Die anderen Mitglieder der Kommune versuchten, das vermisste Lebensgefühl anderweitig wieder herzustellen. Dieter Kunzelmann hätte es mit Heroin versucht, erzählt Langhans. "Aber das wollte ich nie, das ist Krieg gegen den eigenen Körper." Nachdem Kunzelmann wegen der Beziehung zu Uschi Obermaier Langhans einen Verräter nannte, war die Freundschaft vorbei. "Dass ich nicht den Krieg, die Gegengewalt gegen die Eltern mitmachen wollte – und die Beziehung zu Uschi – hat mich meine ganzen geliebten Freunde gekostet."

Wie Dieter Kunzelmann, der die Kommune 1 frühzeitig verließ. Eine Bombe, die er bestellt hatte, und die in der Wohnung "so rumlag", führte zu Einsätzen der Polizei gegen die Kommune und zur U-Haft von Langhans und Kunzelmann. Als die Wohnung danach von Rockern zerstört wurde, bedeutete dies das endgültige Ende der Kommune 1.
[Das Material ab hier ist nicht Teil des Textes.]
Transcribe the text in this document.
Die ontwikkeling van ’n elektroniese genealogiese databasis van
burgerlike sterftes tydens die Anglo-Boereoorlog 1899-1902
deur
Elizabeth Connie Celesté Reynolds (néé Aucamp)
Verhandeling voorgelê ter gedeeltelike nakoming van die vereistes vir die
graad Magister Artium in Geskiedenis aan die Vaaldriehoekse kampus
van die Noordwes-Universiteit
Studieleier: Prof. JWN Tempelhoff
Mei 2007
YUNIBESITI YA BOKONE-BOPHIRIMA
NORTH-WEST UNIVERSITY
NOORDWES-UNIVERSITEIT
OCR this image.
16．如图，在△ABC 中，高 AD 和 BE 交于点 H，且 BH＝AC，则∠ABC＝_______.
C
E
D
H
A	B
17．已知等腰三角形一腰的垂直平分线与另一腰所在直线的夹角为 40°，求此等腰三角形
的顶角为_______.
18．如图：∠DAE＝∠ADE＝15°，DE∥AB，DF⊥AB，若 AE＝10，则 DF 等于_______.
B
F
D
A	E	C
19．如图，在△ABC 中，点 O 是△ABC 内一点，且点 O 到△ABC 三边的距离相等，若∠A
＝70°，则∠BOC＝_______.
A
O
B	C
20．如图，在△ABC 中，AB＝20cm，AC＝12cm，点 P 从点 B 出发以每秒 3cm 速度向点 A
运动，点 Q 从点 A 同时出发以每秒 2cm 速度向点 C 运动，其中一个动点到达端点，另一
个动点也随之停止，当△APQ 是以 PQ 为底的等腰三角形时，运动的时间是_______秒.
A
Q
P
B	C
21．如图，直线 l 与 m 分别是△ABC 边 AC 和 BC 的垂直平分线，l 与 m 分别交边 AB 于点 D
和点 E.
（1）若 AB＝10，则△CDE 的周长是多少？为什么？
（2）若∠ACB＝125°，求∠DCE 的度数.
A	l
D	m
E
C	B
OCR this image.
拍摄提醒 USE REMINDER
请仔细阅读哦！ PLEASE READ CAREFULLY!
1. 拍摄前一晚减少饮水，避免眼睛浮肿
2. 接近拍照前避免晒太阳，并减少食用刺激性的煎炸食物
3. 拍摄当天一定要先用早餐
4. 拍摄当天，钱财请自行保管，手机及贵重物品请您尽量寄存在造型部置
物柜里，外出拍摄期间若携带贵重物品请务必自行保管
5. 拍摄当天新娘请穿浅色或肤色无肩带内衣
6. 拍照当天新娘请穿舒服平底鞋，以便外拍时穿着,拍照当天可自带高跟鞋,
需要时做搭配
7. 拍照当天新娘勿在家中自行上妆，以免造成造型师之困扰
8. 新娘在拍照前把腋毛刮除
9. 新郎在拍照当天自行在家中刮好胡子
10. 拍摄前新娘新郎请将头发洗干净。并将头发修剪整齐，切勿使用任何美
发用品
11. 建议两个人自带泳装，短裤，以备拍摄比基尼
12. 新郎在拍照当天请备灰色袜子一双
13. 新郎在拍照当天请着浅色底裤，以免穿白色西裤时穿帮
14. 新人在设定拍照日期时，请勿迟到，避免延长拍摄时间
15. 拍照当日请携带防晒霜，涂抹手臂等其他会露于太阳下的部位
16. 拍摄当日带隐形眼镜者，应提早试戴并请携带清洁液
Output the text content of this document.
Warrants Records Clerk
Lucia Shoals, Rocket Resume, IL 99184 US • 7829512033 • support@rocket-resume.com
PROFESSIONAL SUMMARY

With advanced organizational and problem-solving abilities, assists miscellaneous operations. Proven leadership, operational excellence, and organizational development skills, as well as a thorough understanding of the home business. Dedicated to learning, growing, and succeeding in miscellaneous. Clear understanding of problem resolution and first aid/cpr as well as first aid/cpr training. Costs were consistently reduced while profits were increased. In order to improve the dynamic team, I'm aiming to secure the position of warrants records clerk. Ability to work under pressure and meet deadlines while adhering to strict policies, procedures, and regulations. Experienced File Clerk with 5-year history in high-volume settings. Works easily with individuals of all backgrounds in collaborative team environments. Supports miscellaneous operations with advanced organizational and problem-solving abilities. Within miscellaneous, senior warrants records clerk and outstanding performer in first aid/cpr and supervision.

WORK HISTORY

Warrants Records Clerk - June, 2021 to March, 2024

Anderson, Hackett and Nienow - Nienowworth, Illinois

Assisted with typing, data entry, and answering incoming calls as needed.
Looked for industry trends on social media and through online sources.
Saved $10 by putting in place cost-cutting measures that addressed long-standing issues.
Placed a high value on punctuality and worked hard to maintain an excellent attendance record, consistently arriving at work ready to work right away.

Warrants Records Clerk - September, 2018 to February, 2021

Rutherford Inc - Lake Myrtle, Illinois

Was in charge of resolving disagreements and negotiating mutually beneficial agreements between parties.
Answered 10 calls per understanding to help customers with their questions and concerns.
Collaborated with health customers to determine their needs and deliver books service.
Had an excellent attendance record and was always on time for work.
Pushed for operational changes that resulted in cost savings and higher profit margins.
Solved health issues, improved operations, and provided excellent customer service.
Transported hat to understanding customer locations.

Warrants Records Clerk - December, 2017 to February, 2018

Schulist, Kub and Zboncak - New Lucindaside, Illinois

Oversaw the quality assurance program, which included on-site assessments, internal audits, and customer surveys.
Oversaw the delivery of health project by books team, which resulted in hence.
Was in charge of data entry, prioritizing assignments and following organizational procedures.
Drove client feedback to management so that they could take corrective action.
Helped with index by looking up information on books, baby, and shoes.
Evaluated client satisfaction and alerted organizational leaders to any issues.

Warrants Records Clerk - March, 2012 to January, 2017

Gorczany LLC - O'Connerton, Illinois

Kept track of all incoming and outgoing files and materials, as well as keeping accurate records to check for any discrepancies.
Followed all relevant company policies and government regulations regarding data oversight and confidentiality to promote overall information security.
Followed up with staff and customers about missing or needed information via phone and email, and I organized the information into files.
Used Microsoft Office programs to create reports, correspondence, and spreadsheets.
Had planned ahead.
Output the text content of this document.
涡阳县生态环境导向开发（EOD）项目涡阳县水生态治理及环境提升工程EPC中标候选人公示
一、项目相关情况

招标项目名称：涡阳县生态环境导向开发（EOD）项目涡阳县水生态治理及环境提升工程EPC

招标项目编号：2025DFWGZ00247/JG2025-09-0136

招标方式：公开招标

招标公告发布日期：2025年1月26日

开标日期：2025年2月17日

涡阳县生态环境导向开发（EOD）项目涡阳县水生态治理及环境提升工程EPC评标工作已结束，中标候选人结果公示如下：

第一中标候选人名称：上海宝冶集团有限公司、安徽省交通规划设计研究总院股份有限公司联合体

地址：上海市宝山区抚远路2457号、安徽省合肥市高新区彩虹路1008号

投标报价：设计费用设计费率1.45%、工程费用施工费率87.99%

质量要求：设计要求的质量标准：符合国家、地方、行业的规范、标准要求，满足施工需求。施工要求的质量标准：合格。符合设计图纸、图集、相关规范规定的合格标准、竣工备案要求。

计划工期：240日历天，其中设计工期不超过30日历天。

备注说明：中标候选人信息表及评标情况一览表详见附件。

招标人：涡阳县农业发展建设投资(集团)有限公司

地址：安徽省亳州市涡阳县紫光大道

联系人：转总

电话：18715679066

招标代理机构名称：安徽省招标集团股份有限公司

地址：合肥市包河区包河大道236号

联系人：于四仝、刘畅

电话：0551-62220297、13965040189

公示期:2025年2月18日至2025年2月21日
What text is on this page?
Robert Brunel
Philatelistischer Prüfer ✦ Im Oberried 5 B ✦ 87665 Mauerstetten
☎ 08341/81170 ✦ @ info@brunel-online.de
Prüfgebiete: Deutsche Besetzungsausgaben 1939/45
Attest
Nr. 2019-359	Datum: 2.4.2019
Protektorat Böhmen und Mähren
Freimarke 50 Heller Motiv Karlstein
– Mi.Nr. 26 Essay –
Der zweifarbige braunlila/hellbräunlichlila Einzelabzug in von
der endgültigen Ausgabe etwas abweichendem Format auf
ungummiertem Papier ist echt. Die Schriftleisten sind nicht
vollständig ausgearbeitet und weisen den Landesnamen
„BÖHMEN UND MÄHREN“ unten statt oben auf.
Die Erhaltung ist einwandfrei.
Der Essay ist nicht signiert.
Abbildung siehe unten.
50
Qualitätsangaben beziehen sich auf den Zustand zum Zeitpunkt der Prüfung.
Auch Fritz Teufel wurde wie Dieter Kunzelmann ein gewaltbereiter "Terrorist", der später acht Jahre im Gefängnis verbrachte. Uschi Obermaier und Rainer Langhans gründeten die Highfish-Kommune in München. Und trennten sich etwa ein Jahr und einige Kommunen später. Uschi Obermaier wurde zum Sex-Symbol einer ganzen Generation. Und Rainer Langhans fand endlich die Liebe wieder – in der Spiritualität. Bis heute lebt er in einer Art Kommune mit vier Frauen (Webseite "Nach Innen"), unter anderem mit Christa Ritter, in der jeder seine eigene Wohnung hat.